With guest blogger, Yakira Shepherd:

I am a 19 year old South African from Johannesburg. When I decided to come to IDC Herzliya I knew that I would be inundated with hundreds of different cultures as it is an international school. At the same time I was anxious that despite being in Israel, maintaining my connection to Torah and the mitzvot would be a struggle in both a practical and emotional sense. However upon learning about and understanding the role of OU-JLIC I became incredibly grateful for the popular American culture of the university, enabling me as a South African, to be exposed to such a wonderful organisation. An organisation that has allowed me not only to comfortably uphold my Torah values and lifestyle, but has also encouraged me to grow and improve.

I arrived on campus searching for guys with a kippah on their head and girls who were wearing skirts in the hopes of creating a connection with anyone religious. I knew I needed to find people to spend Shabbat with, and people who I could connect to on a deeper level through a shared knowledge and understanding of religion. I of course signed up to receive information from OU-JLIC about events, but at the same time I had no idea what the organisation was. Finding a group of people who shared my perspective on life, being Jewish and being religious was my goal. At first I was truly afraid that I would not be able to find this in the sea of hundreds of first year International students. As the first Shabbat of the year was approaching, my anxiety to find people to be with on Shabbat increased, but my mind was put at ease when I was sent a message, by a OU-JLIC organiser, asking if I would like to take part in a Friday night meal in another student’s home. I responded immediately yes. I was significantly more relaxed when it was requested that all the food each person brought to the meal was either a store bought kosher product, or cooked in a kosher kitchen. I knew I had found my people.

At that first Friday night meal I met some of my now closest friends. We all went after dinner to the first oneg in yet another student’s home. I walked in, anxious and excited. As I walked into the room, the sheer volume of people was overwhelming. I felt like I knew no one. But within five minutes, I already felt at home. The warmth and joy in the room was tangible. All my worries went away, I knew that I had a place and that was an immense comfort. From that moment I have hardly missed any of the OU- JLIC events. From challa bakes and shiurim to Shabbat meals in the park, every event has established a family. We are a unit, who cares for one another, and ensures that no one is ever alone. It is such a blessing to be part of the family that Rav Josh and Margot Botwinick have created. With two events and an incredible Shabbat experience each week, there are so many opportunities to grow. Student run events are always inspiring. Having students host: both shiurim and Shabbat meals, makes us feel even closer as a family. Every event is guaranteed to have some core members of our community/family and always at least one new person. This means that while our community is growing constantly, there is a core warmth that keeps us grounded.
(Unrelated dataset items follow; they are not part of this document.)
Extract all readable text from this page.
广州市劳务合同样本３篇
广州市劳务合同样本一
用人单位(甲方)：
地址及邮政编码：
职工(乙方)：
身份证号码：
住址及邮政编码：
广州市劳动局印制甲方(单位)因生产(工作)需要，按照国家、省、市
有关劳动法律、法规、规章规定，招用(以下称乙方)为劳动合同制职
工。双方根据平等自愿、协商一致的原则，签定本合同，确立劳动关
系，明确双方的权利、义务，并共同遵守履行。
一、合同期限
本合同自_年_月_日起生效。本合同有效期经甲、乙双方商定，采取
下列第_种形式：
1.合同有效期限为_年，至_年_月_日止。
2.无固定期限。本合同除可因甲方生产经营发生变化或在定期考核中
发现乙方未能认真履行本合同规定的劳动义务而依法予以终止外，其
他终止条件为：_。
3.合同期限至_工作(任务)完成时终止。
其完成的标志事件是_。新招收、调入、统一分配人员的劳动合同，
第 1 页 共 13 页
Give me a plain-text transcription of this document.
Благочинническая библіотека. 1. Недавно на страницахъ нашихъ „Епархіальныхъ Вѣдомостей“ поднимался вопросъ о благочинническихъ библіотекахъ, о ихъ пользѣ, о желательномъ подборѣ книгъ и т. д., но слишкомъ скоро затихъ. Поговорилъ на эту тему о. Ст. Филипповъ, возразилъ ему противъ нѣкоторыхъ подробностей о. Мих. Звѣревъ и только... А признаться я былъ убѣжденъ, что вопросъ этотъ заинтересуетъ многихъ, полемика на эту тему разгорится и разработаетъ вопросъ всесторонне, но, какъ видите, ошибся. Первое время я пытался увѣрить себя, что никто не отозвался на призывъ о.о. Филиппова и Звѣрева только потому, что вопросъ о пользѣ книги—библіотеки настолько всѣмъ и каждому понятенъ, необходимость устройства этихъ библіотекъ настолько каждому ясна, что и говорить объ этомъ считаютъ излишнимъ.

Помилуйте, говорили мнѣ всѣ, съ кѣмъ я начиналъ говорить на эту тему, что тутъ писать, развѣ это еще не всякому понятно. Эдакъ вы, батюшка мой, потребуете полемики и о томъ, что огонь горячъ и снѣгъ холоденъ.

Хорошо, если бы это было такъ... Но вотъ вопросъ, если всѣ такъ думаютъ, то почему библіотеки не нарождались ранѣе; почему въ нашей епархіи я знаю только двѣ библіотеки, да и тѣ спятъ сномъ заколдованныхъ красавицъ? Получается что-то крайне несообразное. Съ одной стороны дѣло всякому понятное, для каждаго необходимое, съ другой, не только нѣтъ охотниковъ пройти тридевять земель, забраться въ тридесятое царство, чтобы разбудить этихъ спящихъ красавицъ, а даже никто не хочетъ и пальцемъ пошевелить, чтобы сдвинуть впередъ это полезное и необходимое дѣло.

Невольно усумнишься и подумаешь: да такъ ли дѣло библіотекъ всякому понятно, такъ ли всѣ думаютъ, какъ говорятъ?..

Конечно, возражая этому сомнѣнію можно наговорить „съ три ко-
Shabbat with OU-JLIC is one of the most incredible experiences. Every Friday night begins with a Carlebach Kabalat Shabbat at the Botwinicks. We sometimes have up to 70 people. The spirit, joy and unity is tangible in every melody. We then divide up into Shabbat meals at different people’s homes and everyone contributes. Often we then reconnect as a group for an oneg, we talk and relax until all hours of the night. Shabbat day is another unique and beautiful experience. Shacharit in the morning is joint with a nearby old age home, and after that everyone heads to a nearby park for “Kiddish in the park.” Everyone provides food, potluck style, so there is always plenty to eat, and it is always delicious. After saying kiddush we wash our hands and begin with lunch. The relaxed atmosphere is a perfect end of one week and start of the next. For the people who are capable of eating even more, we go to the Botwinicks for seuda shlishit. There we sing, eat and relax until we are able to bring out the magical Shabbat with a musical havdalah. It truly feels like the whole Shabbat is spent with family and it leaves you feeling rested and energised for the week

Being on campus at IDC in general is a wonderful experience.The lecturers and administration really care about all the students and our success. The atmosphere is warm and calm. The international culture is unbelievable and really enhances the whole university/college experience. You meet so many people in your courses and on campus,  OU-JLIC is yet another way to connect to people from around the globe in a different space.

While there are many practical struggles living in Israel alone, there is so much beauty. I am loving all my experiences because I know I have the best of both worlds. From a more secular perspective, I am getting an incredible, internationally recognised education, making connections with people in my industry, learning about myself through my degree and growing as a person. And from the perspective of my religious journey, I am connecting to Jews from all over the world, learning Torah, sharing mitzvot and growing spiritually in the Holy Land. IDC has been incredible for me so far, and this journey has been enhanced with OU-JLIC.





Yakira is a first year student at the Raphael Recanati International School  of IDC Herzliya, from Johannesburg, South Africa.